Are you captivated by the new BBC1 historical drama The White Queen – or are you busy looking for zips, down-pipes and Georgian windows?
Some reviewers have unkindly pointed out such irregularities while another, wrongly, drew attention to an age discrepancy between the royal lovers, stating that he was just 13 while she was ‘matronly.’ In fact Edward IV was 22 when he married the 27 year old widow Elizabeth.
This lavish 10 part series is based on three novels by Philippa Gregory – The White Queen, The Red Queen and The Kingmaker’s Daughter. Starring Rebecca Ferguson as the ethereal but deceptively shrewd Elizabeth Woodville, Amanda Hale, the future Henry VII’s absent mother and slightly deranged Lady Margaret Beaufort and Faye Marsay as Anne Neville, wife of Richard III.
The male characters are easy on the eye, especially Edward IV (Max Irons.) Even the villainous ‘Kingmaker’ Richard Neville, Earl of Warwick (James Fran) is none too shabby.
But this is a story about women, or so the beeb would have us believe. Amanda Hale (Lady Margaret Beaufort) has something to say about that.
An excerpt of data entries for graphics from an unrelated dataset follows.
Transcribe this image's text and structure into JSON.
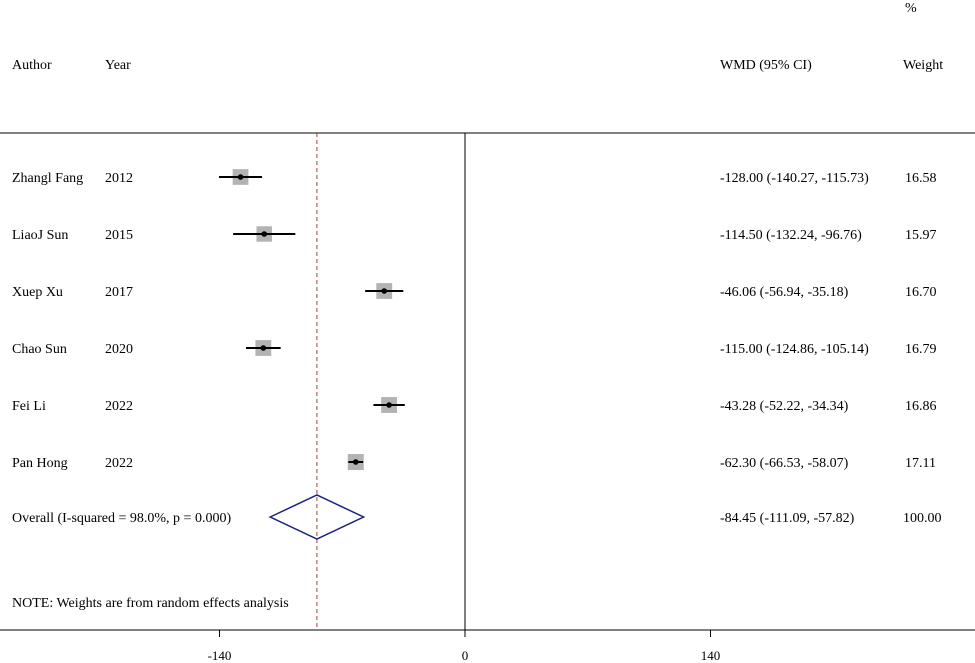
{
  "chart_data": {
    "type": "forest",
    "headers": {
      "author": "Author",
      "year": "Year",
      "effect": "WMD (95% CI)",
      "weight_top": "%",
      "weight": "Weight"
    },
    "studies": [
      {
        "author": "Zhangl Fang",
        "year": "2012",
        "wmd": -128.0,
        "lo": -140.27,
        "hi": -115.73,
        "ci_text": "-128.00 (-140.27, -115.73)",
        "weight": 16.58,
        "weight_text": "16.58"
      },
      {
        "author": "LiaoJ Sun",
        "year": "2015",
        "wmd": -114.5,
        "lo": -132.24,
        "hi": -96.76,
        "ci_text": "-114.50 (-132.24, -96.76)",
        "weight": 15.97,
        "weight_text": "15.97"
      },
      {
        "author": "Xuep Xu",
        "year": "2017",
        "wmd": -46.06,
        "lo": -56.94,
        "hi": -35.18,
        "ci_text": "-46.06 (-56.94, -35.18)",
        "weight": 16.7,
        "weight_text": "16.70"
      },
      {
        "author": "Chao Sun",
        "year": "2020",
        "wmd": -115.0,
        "lo": -124.86,
        "hi": -105.14,
        "ci_text": "-115.00 (-124.86, -105.14)",
        "weight": 16.79,
        "weight_text": "16.79"
      },
      {
        "author": "Fei Li",
        "year": "2022",
        "wmd": -43.28,
        "lo": -52.22,
        "hi": -34.34,
        "ci_text": "-43.28 (-52.22, -34.34)",
        "weight": 16.86,
        "weight_text": "16.86"
      },
      {
        "author": "Pan Hong",
        "year": "2022",
        "wmd": -62.3,
        "lo": -66.53,
        "hi": -58.07,
        "ci_text": "-62.30 (-66.53, -58.07)",
        "weight": 17.11,
        "weight_text": "17.11"
      }
    ],
    "overall": {
      "label": "Overall  (I-squared = 98.0%, p = 0.000)",
      "wmd": -84.45,
      "lo": -111.09,
      "hi": -57.82,
      "ci_text": "-84.45 (-111.09, -57.82)",
      "weight_text": "100.00"
    },
    "note": "NOTE: Weights are from random effects analysis",
    "x_ticks": [
      {
        "value": -140,
        "label": "-140"
      },
      {
        "value": 0,
        "label": "0"
      },
      {
        "value": 140,
        "label": "140"
      }
    ],
    "null_line": 0,
    "colors": {
      "box": "#b3b3b3",
      "diamond": "#1a237e",
      "overall_line": "#a04040",
      "axis": "#000000"
    }
  }
}
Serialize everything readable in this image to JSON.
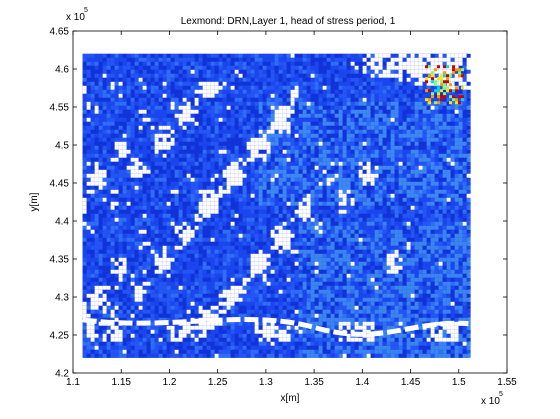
{
  "chart_data": {
    "type": "heatmap",
    "title": "Lexmond: DRN,Layer 1, head of stress period, 1",
    "xlabel": "x[m]",
    "ylabel": "y[m]",
    "xlim": [
      110000,
      155000
    ],
    "ylim": [
      420000,
      465000
    ],
    "x_ticks": [
      1.1,
      1.15,
      1.2,
      1.25,
      1.3,
      1.35,
      1.4,
      1.45,
      1.5,
      1.55
    ],
    "x_tick_labels": [
      "1.1",
      "1.15",
      "1.2",
      "1.25",
      "1.3",
      "1.35",
      "1.4",
      "1.45",
      "1.5",
      "1.55"
    ],
    "y_ticks": [
      4.2,
      4.25,
      4.3,
      4.35,
      4.4,
      4.45,
      4.5,
      4.55,
      4.6,
      4.65
    ],
    "y_tick_labels": [
      "4.2",
      "4.25",
      "4.3",
      "4.35",
      "4.4",
      "4.45",
      "4.5",
      "4.55",
      "4.6",
      "4.65"
    ],
    "x_exponent": "x 10",
    "x_exponent_power": "5",
    "y_exponent": "x 10",
    "y_exponent_power": "5",
    "data_extent": {
      "x": [
        111000,
        151000
      ],
      "y": [
        422000,
        462000
      ]
    },
    "colormap": "jet",
    "dominant_color": "#1a3fe8",
    "no_data_color": "#ffffff",
    "grid": false,
    "hotspot_region": {
      "x": [
        146500,
        150500
      ],
      "y": [
        455500,
        460500
      ],
      "colors": [
        "#ffe800",
        "#7cff7c",
        "#00d8ff",
        "#ff9900",
        "#cc0000"
      ]
    }
  }
}
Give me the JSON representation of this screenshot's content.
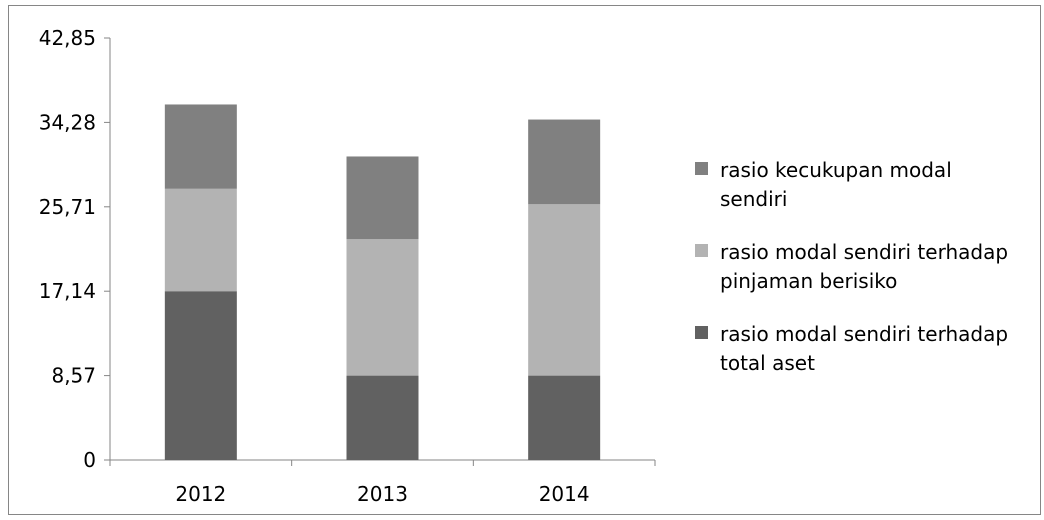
{
  "chart_data": {
    "type": "bar",
    "stacked": true,
    "categories": [
      "2012",
      "2013",
      "2014"
    ],
    "series": [
      {
        "name": "rasio modal sendiri terhadap total aset",
        "values": [
          17.14,
          8.57,
          8.57
        ],
        "color": "#616161"
      },
      {
        "name": "rasio modal sendiri terhadap pinjaman berisiko",
        "values": [
          10.4,
          13.85,
          17.4
        ],
        "color": "#b3b3b3"
      },
      {
        "name": "rasio kecukupan modal sendiri",
        "values": [
          8.56,
          8.4,
          8.6
        ],
        "color": "#808080"
      }
    ],
    "ylim": [
      0,
      42.85
    ],
    "yticks": [
      "0",
      "8,57",
      "17,14",
      "25,71",
      "34,28",
      "42,85"
    ],
    "ytick_values": [
      0,
      8.57,
      17.14,
      25.71,
      34.28,
      42.85
    ],
    "legend_order": [
      {
        "lines": [
          "rasio kecukupan modal",
          "sendiri"
        ],
        "color": "#808080"
      },
      {
        "lines": [
          "rasio modal sendiri terhadap",
          "pinjaman berisiko"
        ],
        "color": "#b3b3b3"
      },
      {
        "lines": [
          "rasio modal sendiri terhadap",
          "total aset"
        ],
        "color": "#616161"
      }
    ],
    "legend_position": "right",
    "grid": false
  }
}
“You go into something that purports to be a women’s drama, with women in the leads, and then you find every script has got these really gratuitous nude scenes. Isn’t it enough that it’s about women? Do we also have to be naked?” she asked Gerard Gilbert of The Independent.
So will viewers persevere with the medieval mayhem? If you’re a stickler for historical fact and costume accuracy, maybe not, but don’t give up on all the gorgeousness that is on offer. This is a rattling good tale about, what is after all, an incredibly complicated period of British history.
So, good gentlewomen, where is the St John family connection?
New readers might care to visit my blog posts on Lady Margaret Beaufort and her mother Lady Margaret Beauchamp to save me repeating myself – but there is an additional link in this War of the Roses saga.
Kingmaker Richard Neville acquired the title Earl of Warwick through his wife Anne, the daughter of Richard Beauchamp, 13th Earl of Warwick and his wife Isabel le Despenser. The title passed to their son Henry de Beauchamp, 1st Duke of Beauchamp, but when he died without a male heir the title went to their daughter Anne Beauchamp.
Anne traces her paternal line back six generations to Walter de Beauchamp and Isabel Mauduit, the 5x great grandparents of Margaret Beauchamp who married Oliver St John in about 1425.
This makes scheming Anne, wife of the Earl of Warwick, played by actress Juliet Aubrey 5th cousin once removed to Frances Tomelty’s nasty Margaret Beauchamp.
The White Queen continues on BBC1 Sunday 9pm.